Sono pensieri che mi conducono a una bella lirica – senza titolo – di Rainer Maria Rilke, racchiusa tra le sue Poesie sparse (tradotte da Andreina Lavagetto), scritta a Parigi «all’inizio dell’estate 1911»:

Ah, c’è nell’aria un richiamo

d’aperto amore. Contenete

fra le spalle il profumo del cuore;

siate fiori perché possiate fuori

riversarvi e per noi

trasformare lo spazio meditato

in giardini improvvisi.

L’atteso arriva e provoca smarrimento; egli disorienta, in quanto non è come lo avremmo voluto. Per fortuna, l’attesa supera i nostri angusti schemi. L’atteso, di fatto, diviene ‘inatteso’. Ma, proprio per questo, scaturisce la vita: volgere lo sguardo alla realtà, scorgere che «c’è nell’aria un richiamo / d’aperto amore»: è l’invito di Gesù, cogliere nell’aria un nuovo canto e un nuovo inizio tra Dio e il suo popolo affaticato, sofferente, ferito. Ieri, come oggi.

Chiudere le nostre aspettative, aprirci alla vita che scorre sotto il sigillo dello Spirito. Solo così, davvero, potremo diventare «fiori», potremo riversare le nostre piccole esistenze benedette.

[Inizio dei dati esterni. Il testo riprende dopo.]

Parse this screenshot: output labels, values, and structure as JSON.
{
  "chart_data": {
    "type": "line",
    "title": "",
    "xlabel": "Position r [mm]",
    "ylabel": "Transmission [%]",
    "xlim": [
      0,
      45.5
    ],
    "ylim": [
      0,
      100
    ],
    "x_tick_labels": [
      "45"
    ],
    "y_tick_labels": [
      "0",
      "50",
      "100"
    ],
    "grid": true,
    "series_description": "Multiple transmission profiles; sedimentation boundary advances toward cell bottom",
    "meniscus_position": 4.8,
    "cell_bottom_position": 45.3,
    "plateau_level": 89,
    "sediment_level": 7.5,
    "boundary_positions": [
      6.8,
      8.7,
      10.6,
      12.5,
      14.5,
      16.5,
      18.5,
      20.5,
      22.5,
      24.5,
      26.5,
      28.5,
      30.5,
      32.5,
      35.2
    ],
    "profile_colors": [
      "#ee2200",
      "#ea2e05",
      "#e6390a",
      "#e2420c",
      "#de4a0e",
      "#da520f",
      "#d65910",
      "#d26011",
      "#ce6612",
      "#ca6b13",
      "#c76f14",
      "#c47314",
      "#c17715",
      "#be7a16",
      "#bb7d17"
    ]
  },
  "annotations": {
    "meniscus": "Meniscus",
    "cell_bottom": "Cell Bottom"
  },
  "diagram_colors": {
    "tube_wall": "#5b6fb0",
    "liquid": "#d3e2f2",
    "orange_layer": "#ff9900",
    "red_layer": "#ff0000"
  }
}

Solo così, abbandonandoci alla vita che scorre, dando fiducia alla realtà, superando lo smarrimento e andando al di là dei nostri pensieri, dei nostri ragionamenti, delle nostre presente certezze, l’attesa diverrà conferma e potremo «trasformare lo spazio meditato / in giardini improvvisi».